Writing Challenge 2: Describe an event using every sense but sight.



Sean Fallon

I let out a long breath and settle into the chair. It feels like a thousand people have sat in this chair before me and my back sinks into it. Outside its windy but summer windy so we call it breezy. The man who stands over me smells like aftershave and hair wax. He touches my chin and turns my head from side to side. Then a tap turns on. A loud sound in a quiet barbershop. It roars and gurgles as it heats up. The shaving brush makes a tocking sound as it hits the sides of the bowl that the lather is mixed in. The lather is hot on my cold skin as it is brushed onto my cheeks and chin and then smeared on my upper lip with the barber’s finger. A few, tiny stray drops slide down my neck.

The blade makes a snapping sound as its broken for size and then scratches against the metal of the straight razor as its slid into the handle. My mouth goes dry and I think of Sweeney Todd and the song Pretty Women starts playing in my head. More than love, sir / What, sir? / Women / Ah yes, women / Pretty women.

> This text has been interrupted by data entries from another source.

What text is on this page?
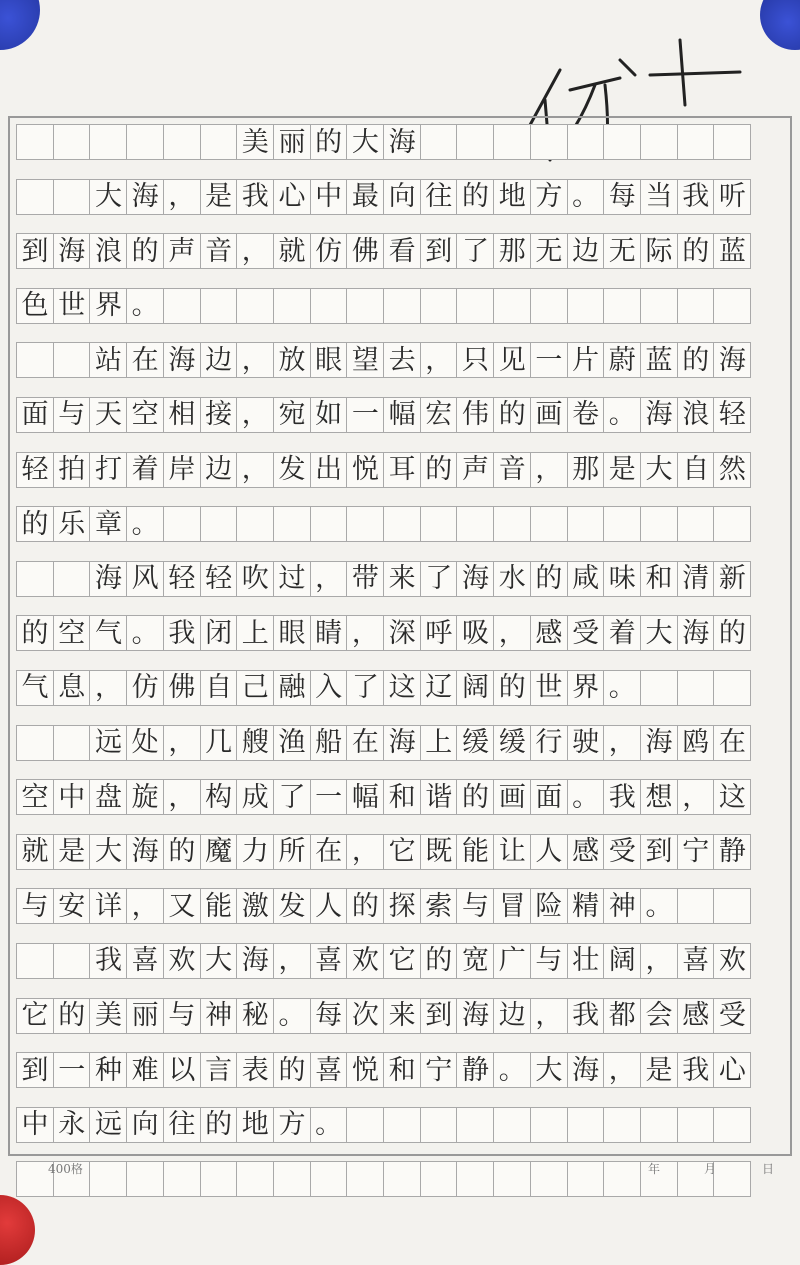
美 丽 的 大 海
大 海 ， 是 我 心 中 最 向 往 的 地 方 。 每 当 我 听
到 海 浪 的 声 音 ， 就 仿 佛 看 到 了 那 无 边 无 际 的 蓝
色 世 界 。
站 在 海 边 ， 放 眼 望 去 ， 只 见 一 片 蔚 蓝 的 海
面 与 天 空 相 接 ， 宛 如 一 幅 宏 伟 的 画 卷 。 海 浪 轻
轻 拍 打 着 岸 边 ， 发 出 悦 耳 的 声 音 ， 那 是 大 自 然
的 乐 章 。
海 风 轻 轻 吹 过 ， 带 来 了 海 水 的 咸 味 和 清 新
的 空 气 。 我 闭 上 眼 睛 ， 深 呼 吸 ， 感 受 着 大 海 的
气 息 ， 仿 佛 自 己 融 入 了 这 辽 阔 的 世 界 。
远 处 ， 几 艘 渔 船 在 海 上 缓 缓 行 驶 ， 海 鸥 在
空 中 盘 旋 ， 构 成 了 一 幅 和 谐 的 画 面 。 我 想 ， 这
就 是 大 海 的 魔 力 所 在 ， 它 既 能 让 人 感 受 到 宁 静
与 安 详 ， 又 能 激 发 人 的 探 索 与 冒 险 精 神 。
我 喜 欢 大 海 ， 喜 欢 它 的 宽 广 与 壮 阔 ， 喜 欢
它 的 美 丽 与 神 秘 。 每 次 来 到 海 边 ， 我 都 会 感 受
到 一 种 难 以 言 表 的 喜 悦 和 宁 静 。 大 海 ， 是 我 心
中 永 远 向 往 的 地 方 。
400格	年	月	日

My girlfriend is sat to the side of me asking questions.

‘Is it hot?’

‘The soap? Not really, just warm.’

The blade touches my skin, below the ear, the metal should be cold but instead its hot and sharp. It moves slowly down my face, scratching with each hair it cuts. The barber works quickly but carefully and the blade is only on my skin for seconds before it vanishes to have the soap wiped away and then reapplied.

It becomes hypnotic, rhythmic and any earlier nerves I had disappear and I almost feel sleepy.

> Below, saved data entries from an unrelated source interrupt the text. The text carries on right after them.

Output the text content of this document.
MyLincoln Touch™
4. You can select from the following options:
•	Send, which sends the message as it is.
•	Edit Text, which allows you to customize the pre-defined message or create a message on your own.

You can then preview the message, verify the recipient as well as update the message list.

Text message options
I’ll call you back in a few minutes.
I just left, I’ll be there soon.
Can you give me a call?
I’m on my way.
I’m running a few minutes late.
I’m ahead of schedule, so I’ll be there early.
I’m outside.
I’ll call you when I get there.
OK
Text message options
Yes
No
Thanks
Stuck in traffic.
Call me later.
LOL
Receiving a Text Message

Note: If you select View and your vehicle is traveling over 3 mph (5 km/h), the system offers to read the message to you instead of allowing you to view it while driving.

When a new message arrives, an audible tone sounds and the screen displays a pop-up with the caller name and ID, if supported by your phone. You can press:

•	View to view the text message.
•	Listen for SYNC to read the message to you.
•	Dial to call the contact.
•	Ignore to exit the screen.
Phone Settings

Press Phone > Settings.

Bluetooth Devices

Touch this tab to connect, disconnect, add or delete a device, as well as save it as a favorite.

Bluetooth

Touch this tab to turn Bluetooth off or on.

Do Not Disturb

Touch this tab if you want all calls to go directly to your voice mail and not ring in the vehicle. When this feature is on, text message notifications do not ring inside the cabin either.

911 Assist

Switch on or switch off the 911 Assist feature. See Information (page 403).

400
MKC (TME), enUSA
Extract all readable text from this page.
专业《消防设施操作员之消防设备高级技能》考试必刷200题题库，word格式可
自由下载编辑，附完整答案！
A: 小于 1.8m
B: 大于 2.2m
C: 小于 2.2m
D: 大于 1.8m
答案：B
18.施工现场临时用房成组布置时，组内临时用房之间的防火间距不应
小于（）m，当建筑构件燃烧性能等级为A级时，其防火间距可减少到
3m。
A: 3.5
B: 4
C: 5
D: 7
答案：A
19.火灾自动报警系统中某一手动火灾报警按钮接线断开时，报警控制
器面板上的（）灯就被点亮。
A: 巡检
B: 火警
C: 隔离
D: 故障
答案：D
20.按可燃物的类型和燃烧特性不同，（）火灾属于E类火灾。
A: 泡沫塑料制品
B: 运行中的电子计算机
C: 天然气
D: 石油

My hands rest in my lap, entwined, a fine sheen of sweat covering each from the warmth of being beneath the sheet that lays across me. My hand drifts to my jacket pocket. Inside I know is a box containing a ring, both light and heavy at the same time.

‘That must feel weird,’ she says.

‘Mmm?’ I don’t talk during a shave like this for obvious reasons.

‘Someone shaving you.’

‘Mmm,’ I hum in agreement. ‘Mmm.’ A slighter higher pitched hum that she’ll understand means that you get used to it.

The blade moves to my throat and very gently and carefully the hairs scratch away and I hold my breath, afraid to gulp lest the bobbing of my Adam’s apple somehow causes my throat to get slit.

The blade makes a twinkling sound as it is put down and the barber scrubs the remaining soap from my face with a coarse towel.

He pushes my chin to tilt my head back and I feel small metal blades go up my nose as he snip snips at my nose hair. It’s very quick with only a few snips in each nostril.

I lick my lips. Outside there are no cars beeping their horns and I’m as far away from Istanbul as I can imagine being even though we’re only an hour’s flight away.

A flammable smell fills the air and the snap of a lighter. Heat bouncing off my face as he bats my face with a flaming cotton bud on a stick. Fire travels across my face from my ear across my eyes and to my other ear. I daren’t move again and my girlfriend gasps and laughs nervously.

The tap turns on again with the sound of a tiny waterfall and he pushes my head forward into the water. Rough hands rub my face and my scalp and my neck. It is nearly painful but not quite and I know that I will feel great afterwards or at least I hope I will. He pulls my head back up and water drips from my hair onto the back of my neck. Again he uses the coarse towel to dry my face.

I sit there, my face tingling, my hair dripping, my girlfriend giggling and asking if it feels nice.

Outside the ocean is lapping at the beach and some dogs are fighting.

The barber slaps his hands together and they smell like lemon cologne. He rubs it into my cheeks and my neck and my hair and it’s a dull burn, especially on my chin where he must have cut me. He rubs my face slowly and deliberately and the burn begins to fade and the aroma of lemons fills my nose and my head.

Outside the call to prayer begins and echoes off the walls of the restaurants and the barber’s shop.

Ash-hadu anna Muhammad-ar-Rasoolullah.
Ash-hadu anna Muhammad-ar-Rasoolullah.
Hayya ‘alas-Salah. Hayya ‘alas-Salah.
Hayya ‘alal-falah. Hayya ‘alal-falah.
Allahu Akbar. Allahu Akbar.
La ilaha ill-Allah.

‘All finished,’ says the barber and I can hear his smile.